東日本大震災から12年、千葉県旭市は今…
文化放送をキーステーションに全国32局の制作協力で月曜日から金曜日の午後5時からお送りしている「ニュースパレード」
※写真 旭市防災資料館・管理人の辰野順一さんと「忘れじの時計」
時計は多くの人が犠牲となった3波目の津波が押し寄せた5時26分で止まったまま…
東日本大震災からまもなく12年
2月23日の放送では、東北3県に比べて報道することが少なかった千葉県旭市の現状や課題についてお送りしました。
太平洋沿岸、九十九里浜を有する旭市。
震災当時、最大7.6メートルの津波が押し寄せ、死者・行方不明者合わせて16人、3800棟以上が全壊・半壊、広い範囲での液状化現象といった甚大な被害が発生しました。
飯岡海水浴場すぐ近くにある旭市防災資料館
管理人の辰野順一さんが丁寧に説明してくださいました。
震災当時、旭市消防本部の職員だった辰野さんは、海岸線から150メートルほどしか離れていない郵便局に避難していた住民の救助に向かわれたそうです。
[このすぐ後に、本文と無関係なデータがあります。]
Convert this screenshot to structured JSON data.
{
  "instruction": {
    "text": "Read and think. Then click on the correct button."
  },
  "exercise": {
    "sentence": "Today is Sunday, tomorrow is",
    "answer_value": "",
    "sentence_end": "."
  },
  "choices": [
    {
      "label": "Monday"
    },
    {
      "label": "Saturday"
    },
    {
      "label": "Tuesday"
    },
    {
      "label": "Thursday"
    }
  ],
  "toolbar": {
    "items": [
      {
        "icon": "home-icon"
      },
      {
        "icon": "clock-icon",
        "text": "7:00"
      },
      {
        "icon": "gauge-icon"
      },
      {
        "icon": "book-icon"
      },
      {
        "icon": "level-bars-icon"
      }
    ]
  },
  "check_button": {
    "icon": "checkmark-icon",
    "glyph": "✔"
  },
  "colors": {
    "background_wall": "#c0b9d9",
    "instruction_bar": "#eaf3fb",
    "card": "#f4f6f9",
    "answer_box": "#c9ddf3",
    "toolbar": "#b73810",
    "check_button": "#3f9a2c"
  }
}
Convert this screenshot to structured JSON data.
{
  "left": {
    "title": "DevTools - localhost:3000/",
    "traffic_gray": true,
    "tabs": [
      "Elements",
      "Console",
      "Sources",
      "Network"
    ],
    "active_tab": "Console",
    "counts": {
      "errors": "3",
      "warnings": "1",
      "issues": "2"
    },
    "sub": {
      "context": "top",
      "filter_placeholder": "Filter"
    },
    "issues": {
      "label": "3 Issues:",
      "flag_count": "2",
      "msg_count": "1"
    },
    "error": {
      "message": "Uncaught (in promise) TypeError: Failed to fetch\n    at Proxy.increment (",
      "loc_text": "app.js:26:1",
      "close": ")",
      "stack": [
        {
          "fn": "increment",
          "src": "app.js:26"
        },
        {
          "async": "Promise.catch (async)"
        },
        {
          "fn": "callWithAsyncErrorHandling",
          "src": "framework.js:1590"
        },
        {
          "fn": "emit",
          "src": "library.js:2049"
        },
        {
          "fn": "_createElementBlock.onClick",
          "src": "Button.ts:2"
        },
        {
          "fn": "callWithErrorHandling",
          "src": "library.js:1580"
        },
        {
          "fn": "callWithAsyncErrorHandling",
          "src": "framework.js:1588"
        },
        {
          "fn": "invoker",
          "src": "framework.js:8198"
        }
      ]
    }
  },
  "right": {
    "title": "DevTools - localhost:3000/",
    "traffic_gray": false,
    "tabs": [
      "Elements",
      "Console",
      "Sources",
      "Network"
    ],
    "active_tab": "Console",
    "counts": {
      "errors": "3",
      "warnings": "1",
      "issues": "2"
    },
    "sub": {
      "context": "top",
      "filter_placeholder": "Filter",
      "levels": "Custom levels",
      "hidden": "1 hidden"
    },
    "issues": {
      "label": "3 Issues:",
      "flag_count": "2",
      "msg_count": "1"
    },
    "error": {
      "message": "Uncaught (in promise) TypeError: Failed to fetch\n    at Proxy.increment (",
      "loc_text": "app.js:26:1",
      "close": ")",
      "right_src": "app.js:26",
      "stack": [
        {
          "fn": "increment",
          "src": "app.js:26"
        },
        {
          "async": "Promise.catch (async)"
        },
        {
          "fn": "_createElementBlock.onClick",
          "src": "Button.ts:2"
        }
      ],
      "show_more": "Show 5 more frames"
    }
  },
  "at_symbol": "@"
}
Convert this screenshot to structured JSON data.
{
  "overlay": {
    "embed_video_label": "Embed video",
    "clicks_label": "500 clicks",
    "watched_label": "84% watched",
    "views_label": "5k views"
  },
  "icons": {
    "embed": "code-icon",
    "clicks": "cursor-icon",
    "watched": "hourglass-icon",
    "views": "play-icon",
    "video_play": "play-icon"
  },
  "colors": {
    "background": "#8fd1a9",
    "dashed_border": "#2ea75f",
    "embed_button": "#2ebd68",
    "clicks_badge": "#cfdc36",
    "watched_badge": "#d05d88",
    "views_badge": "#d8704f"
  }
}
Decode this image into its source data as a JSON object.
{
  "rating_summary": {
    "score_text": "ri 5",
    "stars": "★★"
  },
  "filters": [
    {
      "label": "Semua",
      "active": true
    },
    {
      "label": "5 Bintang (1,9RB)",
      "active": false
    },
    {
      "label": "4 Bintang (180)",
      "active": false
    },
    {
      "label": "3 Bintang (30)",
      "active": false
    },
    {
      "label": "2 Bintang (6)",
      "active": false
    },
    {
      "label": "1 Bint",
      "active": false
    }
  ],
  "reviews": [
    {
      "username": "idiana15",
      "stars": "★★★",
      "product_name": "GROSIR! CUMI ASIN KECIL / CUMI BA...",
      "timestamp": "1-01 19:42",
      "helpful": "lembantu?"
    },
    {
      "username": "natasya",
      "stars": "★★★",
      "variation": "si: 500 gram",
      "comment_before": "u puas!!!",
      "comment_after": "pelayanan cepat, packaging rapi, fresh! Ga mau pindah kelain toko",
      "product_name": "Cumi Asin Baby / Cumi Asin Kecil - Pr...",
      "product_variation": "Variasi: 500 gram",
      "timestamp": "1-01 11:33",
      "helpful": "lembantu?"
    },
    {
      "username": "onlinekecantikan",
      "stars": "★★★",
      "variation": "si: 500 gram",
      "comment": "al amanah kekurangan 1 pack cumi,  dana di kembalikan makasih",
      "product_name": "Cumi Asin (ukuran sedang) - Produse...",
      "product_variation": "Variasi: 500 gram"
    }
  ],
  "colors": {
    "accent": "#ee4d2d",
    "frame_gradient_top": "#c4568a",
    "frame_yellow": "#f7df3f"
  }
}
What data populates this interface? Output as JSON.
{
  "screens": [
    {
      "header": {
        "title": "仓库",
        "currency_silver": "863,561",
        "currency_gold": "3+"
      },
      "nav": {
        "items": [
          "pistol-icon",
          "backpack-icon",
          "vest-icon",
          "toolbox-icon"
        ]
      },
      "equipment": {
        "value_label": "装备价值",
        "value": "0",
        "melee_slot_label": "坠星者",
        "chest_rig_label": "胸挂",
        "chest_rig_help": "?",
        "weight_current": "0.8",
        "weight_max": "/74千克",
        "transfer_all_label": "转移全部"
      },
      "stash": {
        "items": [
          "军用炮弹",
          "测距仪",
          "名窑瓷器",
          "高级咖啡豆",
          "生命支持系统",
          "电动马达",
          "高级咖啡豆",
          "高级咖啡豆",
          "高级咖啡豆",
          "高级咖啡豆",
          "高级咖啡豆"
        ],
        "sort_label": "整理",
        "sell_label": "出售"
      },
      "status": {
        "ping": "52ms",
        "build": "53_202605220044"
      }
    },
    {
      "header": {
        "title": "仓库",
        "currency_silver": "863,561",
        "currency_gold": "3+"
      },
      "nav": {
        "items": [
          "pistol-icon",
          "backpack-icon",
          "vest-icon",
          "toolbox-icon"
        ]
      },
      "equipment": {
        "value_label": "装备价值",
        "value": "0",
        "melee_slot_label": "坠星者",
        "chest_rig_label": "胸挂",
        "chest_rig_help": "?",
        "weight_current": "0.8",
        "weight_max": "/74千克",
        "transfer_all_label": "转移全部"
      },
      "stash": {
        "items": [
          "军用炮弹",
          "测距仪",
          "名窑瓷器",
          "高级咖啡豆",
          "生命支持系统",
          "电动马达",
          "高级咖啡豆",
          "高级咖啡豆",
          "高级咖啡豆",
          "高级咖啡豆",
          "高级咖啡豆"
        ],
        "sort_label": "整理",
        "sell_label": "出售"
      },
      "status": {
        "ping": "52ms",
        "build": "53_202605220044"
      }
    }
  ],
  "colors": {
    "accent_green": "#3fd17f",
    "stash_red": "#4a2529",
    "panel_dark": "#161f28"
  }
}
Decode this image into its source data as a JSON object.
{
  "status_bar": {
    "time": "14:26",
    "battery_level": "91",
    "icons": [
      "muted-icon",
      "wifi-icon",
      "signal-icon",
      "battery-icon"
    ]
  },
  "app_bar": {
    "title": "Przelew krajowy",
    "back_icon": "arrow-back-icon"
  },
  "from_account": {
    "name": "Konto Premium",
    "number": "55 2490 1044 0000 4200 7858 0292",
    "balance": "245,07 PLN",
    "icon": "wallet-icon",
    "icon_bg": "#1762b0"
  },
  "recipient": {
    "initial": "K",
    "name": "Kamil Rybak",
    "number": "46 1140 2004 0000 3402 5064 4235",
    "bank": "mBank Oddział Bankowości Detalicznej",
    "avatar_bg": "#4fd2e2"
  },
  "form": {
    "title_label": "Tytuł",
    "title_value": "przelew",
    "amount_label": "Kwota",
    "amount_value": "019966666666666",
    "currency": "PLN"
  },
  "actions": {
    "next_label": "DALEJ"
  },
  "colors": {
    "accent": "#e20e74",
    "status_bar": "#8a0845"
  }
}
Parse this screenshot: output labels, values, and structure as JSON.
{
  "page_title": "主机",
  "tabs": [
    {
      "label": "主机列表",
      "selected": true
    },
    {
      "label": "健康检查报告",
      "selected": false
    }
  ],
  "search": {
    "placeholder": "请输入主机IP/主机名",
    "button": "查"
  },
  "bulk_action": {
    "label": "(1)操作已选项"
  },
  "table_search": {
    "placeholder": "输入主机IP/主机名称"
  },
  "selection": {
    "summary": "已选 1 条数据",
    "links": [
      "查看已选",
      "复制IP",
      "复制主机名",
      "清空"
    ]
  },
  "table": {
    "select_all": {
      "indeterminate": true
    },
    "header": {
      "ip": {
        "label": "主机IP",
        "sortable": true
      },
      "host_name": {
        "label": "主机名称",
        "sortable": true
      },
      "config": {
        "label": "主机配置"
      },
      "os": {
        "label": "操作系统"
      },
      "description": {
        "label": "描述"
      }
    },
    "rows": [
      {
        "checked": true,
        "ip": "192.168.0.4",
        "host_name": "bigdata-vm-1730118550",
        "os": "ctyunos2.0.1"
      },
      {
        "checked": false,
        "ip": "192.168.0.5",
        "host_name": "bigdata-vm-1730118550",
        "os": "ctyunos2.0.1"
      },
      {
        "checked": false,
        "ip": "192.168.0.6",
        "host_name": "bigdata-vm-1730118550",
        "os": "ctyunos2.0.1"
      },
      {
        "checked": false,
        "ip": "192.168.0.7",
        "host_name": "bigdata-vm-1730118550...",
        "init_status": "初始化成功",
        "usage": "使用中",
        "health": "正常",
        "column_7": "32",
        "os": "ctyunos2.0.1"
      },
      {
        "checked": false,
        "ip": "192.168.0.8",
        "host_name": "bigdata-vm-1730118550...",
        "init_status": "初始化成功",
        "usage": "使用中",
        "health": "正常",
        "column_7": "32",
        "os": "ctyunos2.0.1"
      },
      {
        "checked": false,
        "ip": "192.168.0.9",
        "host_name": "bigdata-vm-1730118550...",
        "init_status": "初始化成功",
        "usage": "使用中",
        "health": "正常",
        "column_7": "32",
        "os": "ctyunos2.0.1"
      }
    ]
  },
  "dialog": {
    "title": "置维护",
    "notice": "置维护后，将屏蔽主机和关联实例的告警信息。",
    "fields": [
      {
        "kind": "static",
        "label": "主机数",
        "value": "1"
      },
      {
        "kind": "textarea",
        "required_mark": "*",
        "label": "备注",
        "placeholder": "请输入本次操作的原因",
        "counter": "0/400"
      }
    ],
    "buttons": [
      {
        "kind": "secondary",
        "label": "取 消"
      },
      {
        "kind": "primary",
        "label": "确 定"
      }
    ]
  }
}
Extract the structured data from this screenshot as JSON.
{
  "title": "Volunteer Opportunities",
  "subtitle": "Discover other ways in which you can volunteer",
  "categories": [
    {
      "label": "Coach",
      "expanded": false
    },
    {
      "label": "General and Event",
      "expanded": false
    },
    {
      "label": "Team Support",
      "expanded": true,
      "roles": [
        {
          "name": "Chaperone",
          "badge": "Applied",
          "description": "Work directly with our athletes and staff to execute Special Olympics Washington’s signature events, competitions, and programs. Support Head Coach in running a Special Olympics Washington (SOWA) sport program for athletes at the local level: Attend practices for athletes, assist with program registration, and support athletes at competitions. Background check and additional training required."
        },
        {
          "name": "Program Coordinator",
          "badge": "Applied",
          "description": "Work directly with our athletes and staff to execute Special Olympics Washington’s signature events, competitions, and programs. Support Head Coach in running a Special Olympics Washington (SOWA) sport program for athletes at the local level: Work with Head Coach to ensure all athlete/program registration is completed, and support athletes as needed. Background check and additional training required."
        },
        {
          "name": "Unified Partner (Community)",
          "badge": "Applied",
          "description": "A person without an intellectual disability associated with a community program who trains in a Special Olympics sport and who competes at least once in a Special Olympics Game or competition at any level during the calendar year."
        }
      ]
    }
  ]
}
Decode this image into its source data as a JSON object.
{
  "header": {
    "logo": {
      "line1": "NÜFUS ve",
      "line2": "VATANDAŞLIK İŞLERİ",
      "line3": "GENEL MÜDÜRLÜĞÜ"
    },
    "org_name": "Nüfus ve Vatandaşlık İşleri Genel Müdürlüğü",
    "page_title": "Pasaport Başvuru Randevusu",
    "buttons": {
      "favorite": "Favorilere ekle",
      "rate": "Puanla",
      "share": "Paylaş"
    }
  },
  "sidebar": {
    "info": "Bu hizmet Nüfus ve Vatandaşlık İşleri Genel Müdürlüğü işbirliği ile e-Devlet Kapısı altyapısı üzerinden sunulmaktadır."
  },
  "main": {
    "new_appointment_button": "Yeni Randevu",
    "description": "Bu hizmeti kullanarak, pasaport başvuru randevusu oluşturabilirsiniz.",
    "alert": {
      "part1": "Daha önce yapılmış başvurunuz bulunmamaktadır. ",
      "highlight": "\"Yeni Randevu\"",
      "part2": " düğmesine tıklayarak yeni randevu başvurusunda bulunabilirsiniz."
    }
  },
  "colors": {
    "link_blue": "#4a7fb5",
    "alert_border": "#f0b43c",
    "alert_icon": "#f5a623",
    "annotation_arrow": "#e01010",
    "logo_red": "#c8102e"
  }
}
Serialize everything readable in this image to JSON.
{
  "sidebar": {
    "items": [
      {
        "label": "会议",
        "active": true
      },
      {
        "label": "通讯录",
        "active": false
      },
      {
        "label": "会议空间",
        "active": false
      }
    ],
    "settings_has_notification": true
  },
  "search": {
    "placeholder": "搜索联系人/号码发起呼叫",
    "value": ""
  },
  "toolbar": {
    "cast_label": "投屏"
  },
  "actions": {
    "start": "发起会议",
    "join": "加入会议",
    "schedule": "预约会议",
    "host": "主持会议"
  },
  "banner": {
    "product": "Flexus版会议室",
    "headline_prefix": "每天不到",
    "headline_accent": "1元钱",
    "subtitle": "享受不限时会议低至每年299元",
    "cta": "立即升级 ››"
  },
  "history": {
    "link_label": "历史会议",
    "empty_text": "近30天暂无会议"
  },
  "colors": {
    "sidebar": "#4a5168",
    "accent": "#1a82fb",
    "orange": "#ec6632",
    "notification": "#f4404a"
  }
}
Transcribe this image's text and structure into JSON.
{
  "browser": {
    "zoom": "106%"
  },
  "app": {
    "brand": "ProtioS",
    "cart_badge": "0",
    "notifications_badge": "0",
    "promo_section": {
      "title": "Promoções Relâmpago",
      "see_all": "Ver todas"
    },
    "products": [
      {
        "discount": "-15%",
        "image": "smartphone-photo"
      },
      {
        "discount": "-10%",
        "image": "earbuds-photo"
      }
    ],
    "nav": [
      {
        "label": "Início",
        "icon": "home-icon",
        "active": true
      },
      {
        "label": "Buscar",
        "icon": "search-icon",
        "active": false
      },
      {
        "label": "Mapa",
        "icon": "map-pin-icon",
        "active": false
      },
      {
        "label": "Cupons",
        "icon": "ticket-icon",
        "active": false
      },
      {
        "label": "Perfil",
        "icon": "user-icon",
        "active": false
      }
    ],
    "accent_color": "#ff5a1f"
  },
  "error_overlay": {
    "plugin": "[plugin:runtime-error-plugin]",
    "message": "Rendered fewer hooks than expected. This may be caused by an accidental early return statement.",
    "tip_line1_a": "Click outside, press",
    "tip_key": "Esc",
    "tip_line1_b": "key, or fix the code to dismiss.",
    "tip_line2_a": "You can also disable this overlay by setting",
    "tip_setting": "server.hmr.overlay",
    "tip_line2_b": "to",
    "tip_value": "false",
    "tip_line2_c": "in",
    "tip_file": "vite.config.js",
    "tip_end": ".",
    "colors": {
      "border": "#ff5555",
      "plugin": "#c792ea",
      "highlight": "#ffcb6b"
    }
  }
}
夜11時過ぎ、少し離れた駐車場に車をとめて降りた瞬間ゾッとしたのは「海鳴りの音」。
倒壊した瓦礫が散乱した中で、海鳴りの音が今にも津波が迫ってくるようにゴ~ッと響いていたとか…。
その記憶が数年間、普段仕事をしていてもフラッシュバックし、そうすると胸騒ぎがして仕事が手につかなかったこともあったそうです。
辰野さんは「12年ということで、津波に対する意識は薄れているところもある。そこをもう一度思い出してもらいたい」とも話していました。
防災資料館が入っている「いいおか潮騒ホテル」は津波避難ビルに指定されていて、緊急時には外階段から屋上に避難できます。
地上11メートル、約600人を収容することができます。
地上にいると海は見えません。堤防は見えるのですが…。
堤防の高さは当時4.5メートルでしたが、今嵩上げして6メートルになっています。
NPO法人「光と風」は、被災者の想いや経験を伝えようと「復興かわら版」を発行しています。
理事長の渡邉義美さん(向かって左)と理事で語り部の高橋進一さん(右)
「復興かわら版」はこの3月2日付で68号となり、6000部が配られました。
似顔絵のイラストが好評だそうです。
渡邉理事長は「『復興かわら版』を継続することが、復興や災害の検証という意味で非常に重要な役割を担っている。何とかして継続していきたい」と話していました。
一方で「同じメンバーがほとんどもう70代から80代、活動自体が非常に難しくなっている。地域も自営業などの事業そのものが少子高齢化もあり難しくなっている。賑わいが徐々に少なくなり、活動を支える人たちが本当に少なくなっている」と直面する課題を上げていました。
また、語り部の高橋進一さんは
「当初はお客様がバスで毎週のようにずいぶん来てくれた。それが月日が経つにつれて、だんだん少なくなり、ほとんど来なくなってしまった。
私達の経験を伝承して、次の時代に語り継いでくれるような、私達の活動に賛同し興味を持ってくれる若い人たち。そういった人に引き継いでもらいたい。そういう人を呼び込んだり養成することはとても大変」
と話していました。
また「災害はいつどこであるのかわからない。自分の命は自分で守る、誰かが助けてくれるだろうとか、そういう考えはだめだと思う。
自分は絶対に助かるんだと。命を落とさない日頃からの準備と行動を常に!」と…。
今年2023年3月11日(土)午後2時から、
去年再び公開が始まった仮設住宅のある広場で「東日本大震災の記憶と教訓を語り継ぐ集い」が開かれる予定です。
震災当時の写真が展示されたり、紙芝居・献花などが行われる予定です。